Ein Tag in einer englischen Seestadt.


Man stellt häufig das brittische Volk unter dem Bilde einer edlen starken Dogge dar, der Engländer aber könnte eher ein pflugtüchtiges Roß von festen Knochen und Muskelkraft in sein Wappen nehmen. Arbeit oder Langeweile! das wäre in England auch der seligen Götter Loos. Sowie man den Fuß an die englische Küste setzt, weht uns ein ernster männlicher Geist entgegen, der das Schwächliche nicht mag im Denken und Thun; ringsum erhebt sich eine gediegene Pracht, das Volk sieht gescheidt, kräftig, wohlgekleidet aus, das Innere seiner Häuser eröffnet eine Fülle von Wohlleben. Aber nach und nach überkommt den Nichtengländer ein unruhiges und unbehagliches Gefühl, er glaubt sich in einer ungeheuren Fabrik, wo das Sausen und Knarren der riesigen Maschinenräder das Ohr ermüdet. Steht die Maschine einmal still, so umschattet ihn gleich die Langeweile, die langsam mit bleiernen Flügeln über das Land zieht. Will man ihr aus den prunkvollen Sälen entfliehen, so singt sie draußen wieder ihr eintönig Lied zwischen Busch und Wiesengrün. Der einzige geschäftslose Zeitpunkt, wo sie verschwindet, ist die gesegnete Minute, wenn das Tischtuch abgehoben wird und die Flasche umhergeht.

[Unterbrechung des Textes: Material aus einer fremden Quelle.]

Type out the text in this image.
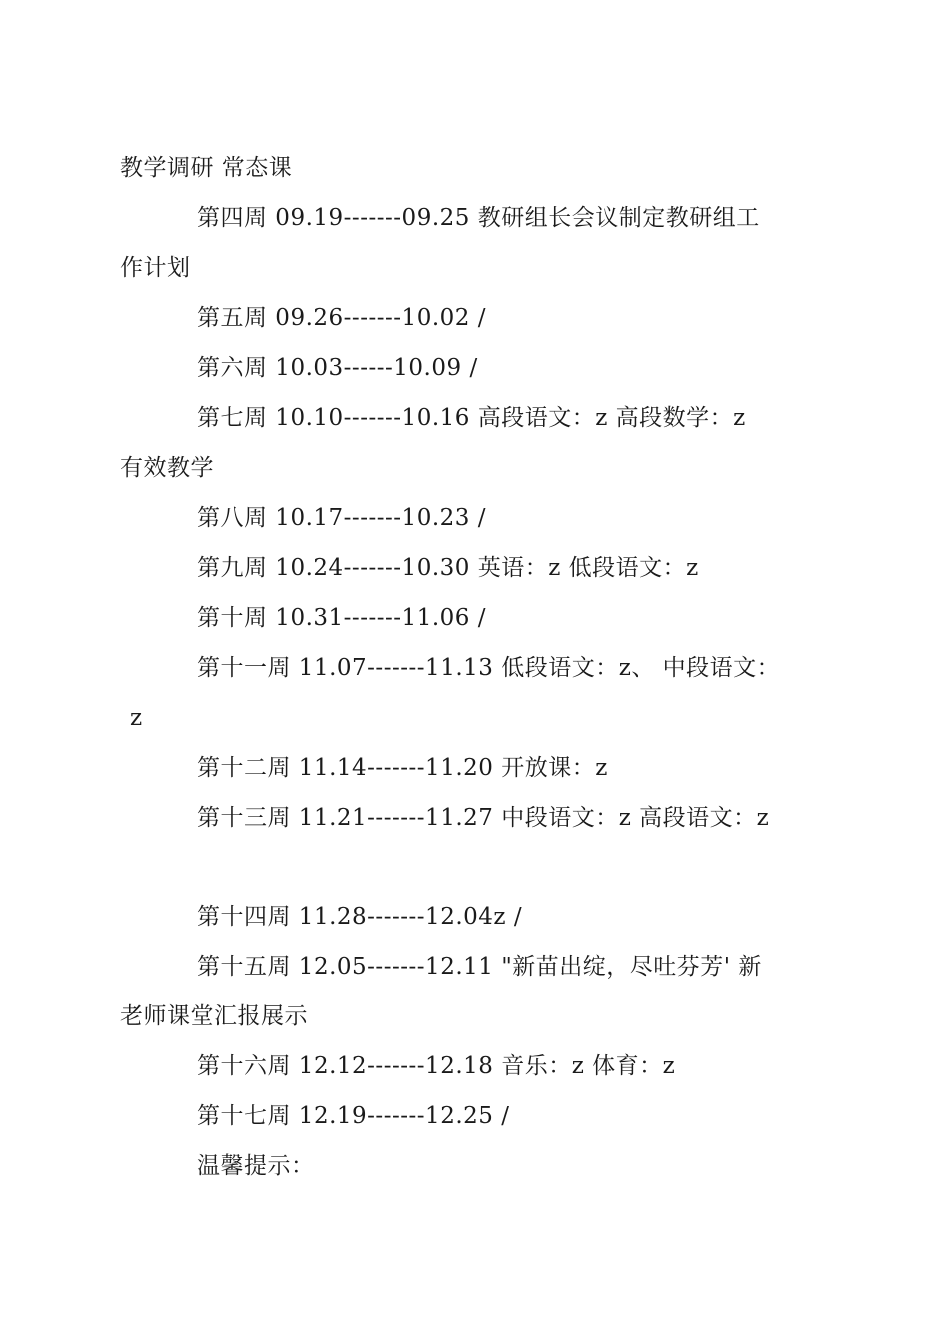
教学调研 常态课
第四周 09.19-------09.25 教研组长会议制定教研组工
作计划
第五周 09.26-------10.02 /
第六周 10.03------10.09 /
第七周 10.10-------10.16 高段语文：z 高段数学：z
有效教学
第八周 10.17-------10.23 /
第九周 10.24-------10.30 英语：z 低段语文：z
第十周 10.31-------11.06 /
第十一周 11.07-------11.13 低段语文：z、 中段语文：
z
第十二周 11.14-------11.20 开放课：z
第十三周 11.21-------11.27 中段语文：z 高段语文：z
第十四周 11.28-------12.04z /
第十五周 12.05-------12.11 "新苗出绽，尽吐芬芳' 新
老师课堂汇报展示
第十六周 12.12-------12.18 音乐：z 体育：z
第十七周 12.19-------12.25 /
温馨提示：
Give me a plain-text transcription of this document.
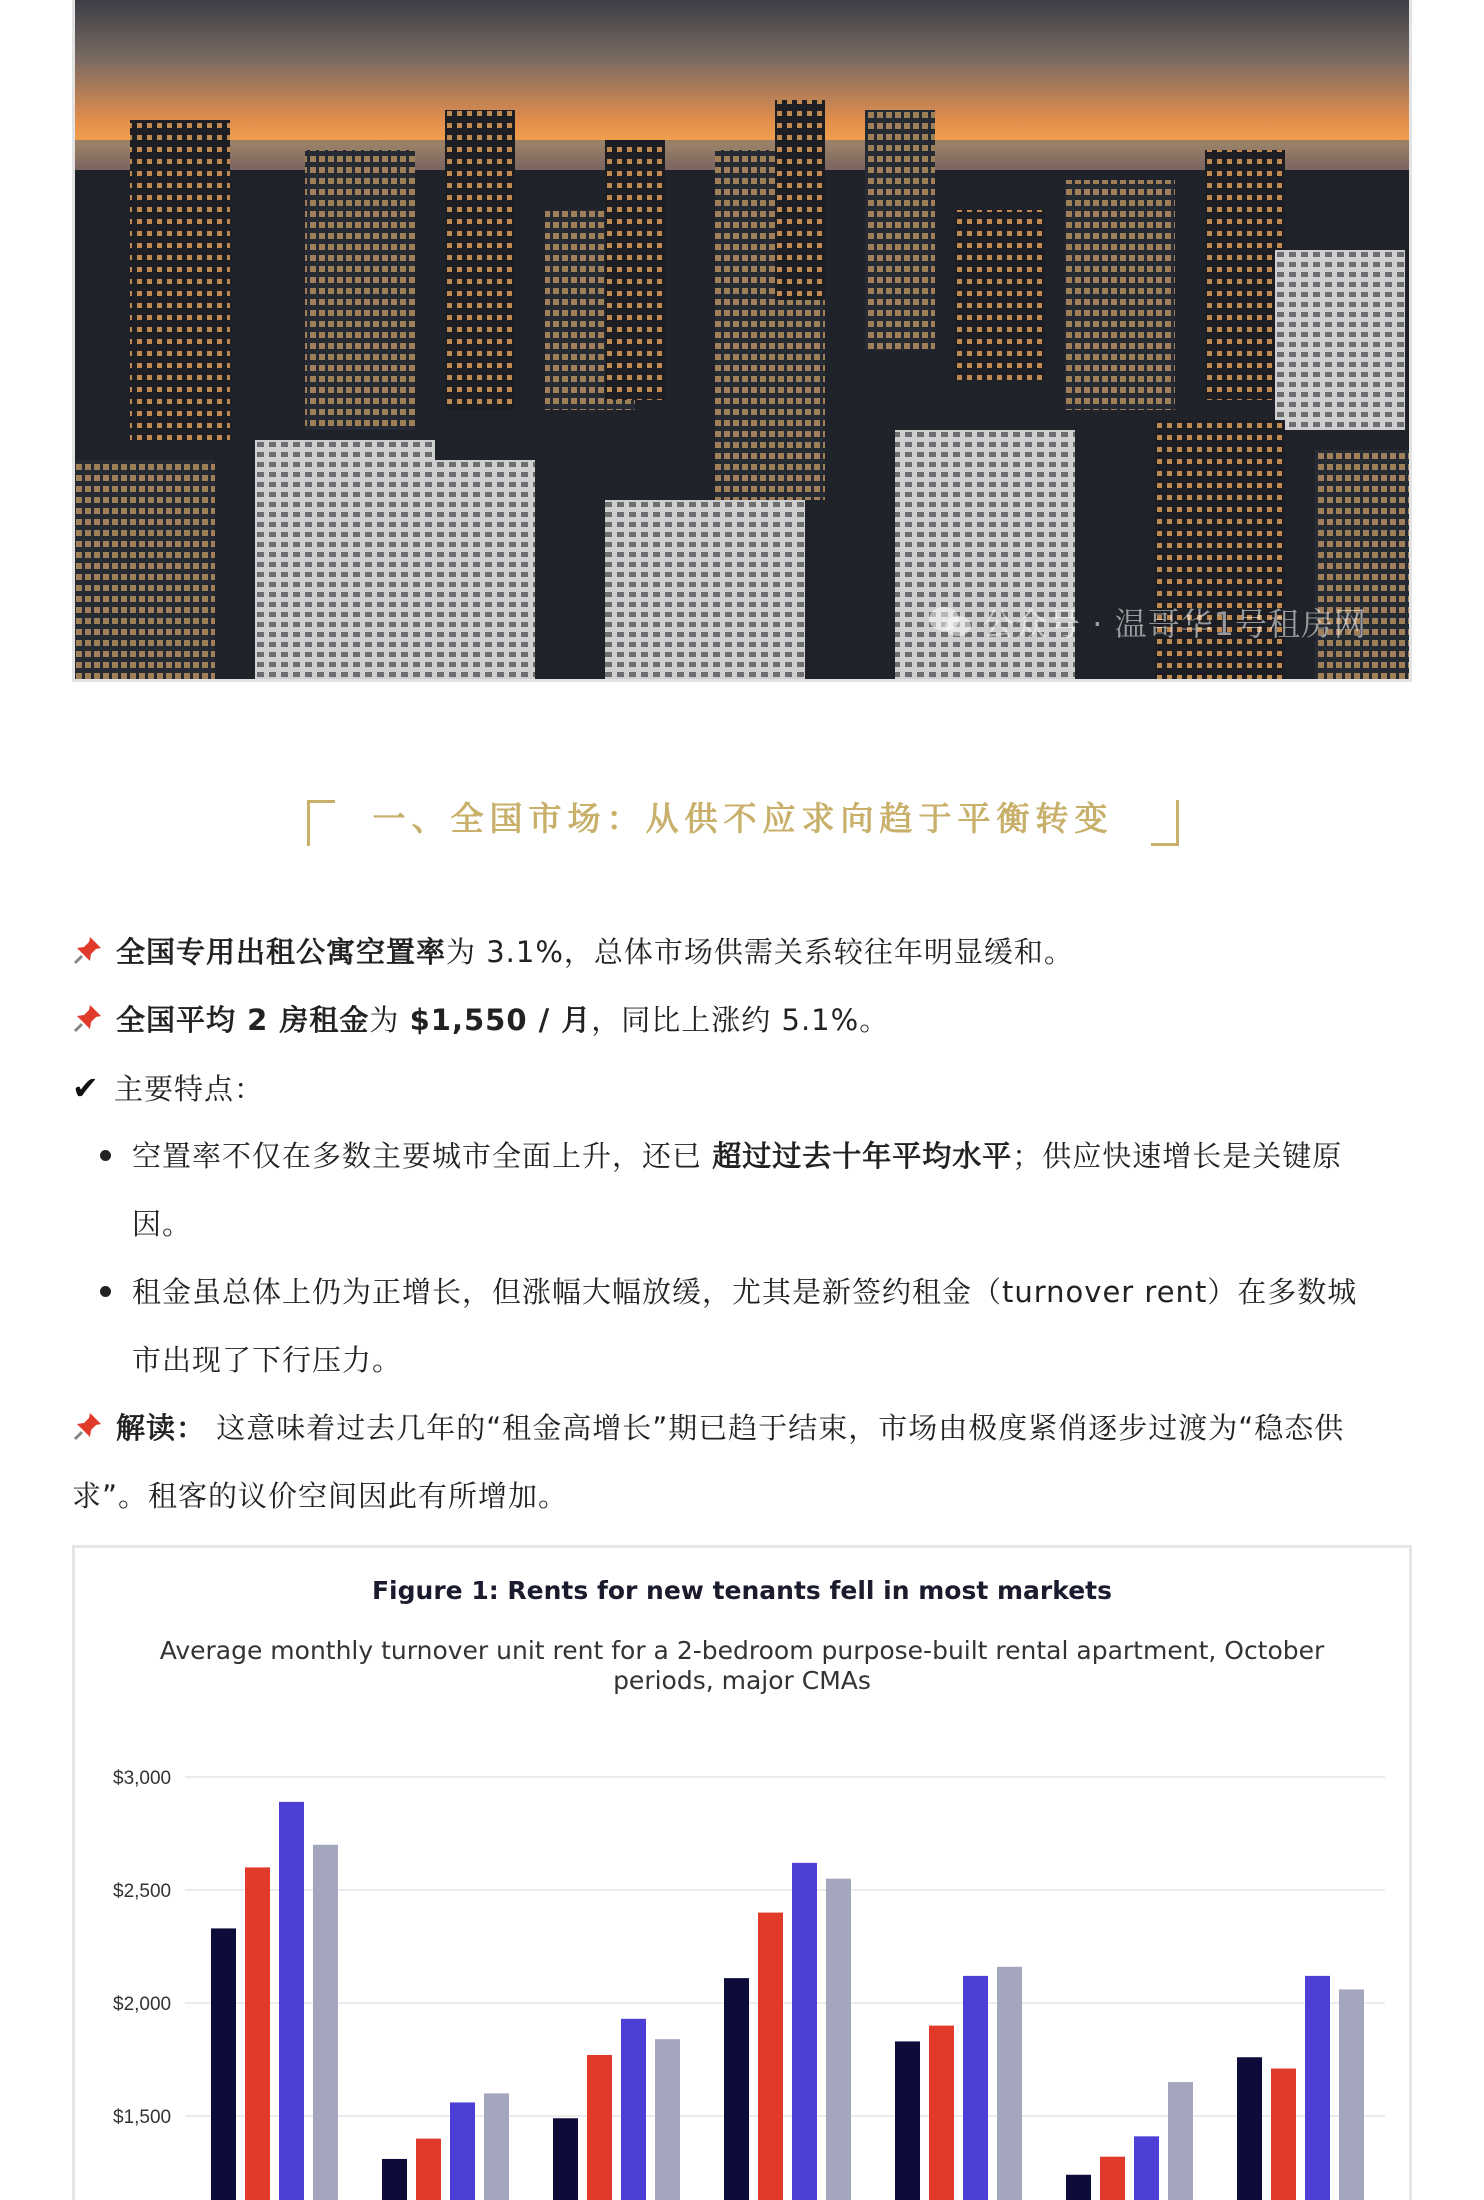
公众号 · 温哥华1号租房网
一、全国市场：从供不应求向趋于平衡转变
全国专用出租公寓空置率为 3.1%，总体市场供需关系较往年明显缓和。
全国平均 2 房租金为 $1,550 / 月，同比上涨约 5.1%。
✔ 主要特点：
空置率不仅在多数主要城市全面上升，还已 超过过去十年平均水平；供应快速增长是关键原
因。
租金虽总体上仍为正增长，但涨幅大幅放缓，尤其是新签约租金（turnover rent）在多数城
市出现了下行压力。
解读： 这意味着过去几年的“租金高增长”期已趋于结束，市场由极度紧俏逐步过渡为“稳态供
求”。租客的议价空间因此有所增加。
Figure 1: Rents for new tenants fell in most markets
Average monthly turnover unit rent for a 2-bedroom purpose-built rental apartment, October periods, major CMAs
$3,000
$2,500
$2,000
$1,500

Gewiß haben die Engländer ein Recht darauf, so stolz zu sein und sich und ihre Insel so hochzuachten. Sie sind ein kernhaftes Volk, höchst verständig und ausdauernd im Geschäft, warmherzig und zuverlässig in der Freundschaft. Was sie denken, ist solide, und was sie schaffen, hat alles einen tüchtigen Zuschnitt. Sie haben einen klaren Blick für die Dinge dieser Erde und sind Meister darin, ihren eigenen Hausstand und den ihres Volkes groß und reich zu machen. Aber es fehlt dem englischen Leben ein Hauch vom griechischen Genius, der die tieferen Harmonien im Weltall vernimmt und auch durch die täglichen Gewohnheiten unseres Daseins eine stille Musik durchtönen läßt. Der Engländer thut nichts und denkt nichts als für einen praktischen Zweck, damit ist ein guter Theil von dem weggestrichen, was wir Andern Poesie, Wissenschaft, Gemüth nennen. Auch der gebildete Engländer will bloß kennen, um gleich zu können, die himmlische Lust am Erkennen, das stolze Gefühl, irgendwie etwas ins Wesen der Dinge einzudringen, ist ihm Nebensache. Die Frauenwelt in England liest und studirt eifriger als in Deutschland, aber sie thut es hauptsächlich nur, um das Gelernte im Leben zu verwerthen.

Kurzum das englische Leben im Großen und im Kleinen läuft darauf hinaus, an jedes Ding gewisse Hebel anzusetzen, um eine Frucht für den täglichen Gebrauch herauszudrücken. Da die Engländer alles in der Natur behandeln, als wäre keine Seele darin, so muß man sich billig darüber wundern, daß sie noch nicht ernstlicher in dem Fache arbeiteten, durch bestimmte chemische Mischungen, die sie dem menschlichen Geiste beibringen, bestimmte geistige Kräfte und Neigungen zu erzielen. Wir Deutsche legen in ein Ding auch da gerne Seele hinein, wo wir besser thäten, es gleich dem Engländer frischweg anzubeißen und zu gebrauchen.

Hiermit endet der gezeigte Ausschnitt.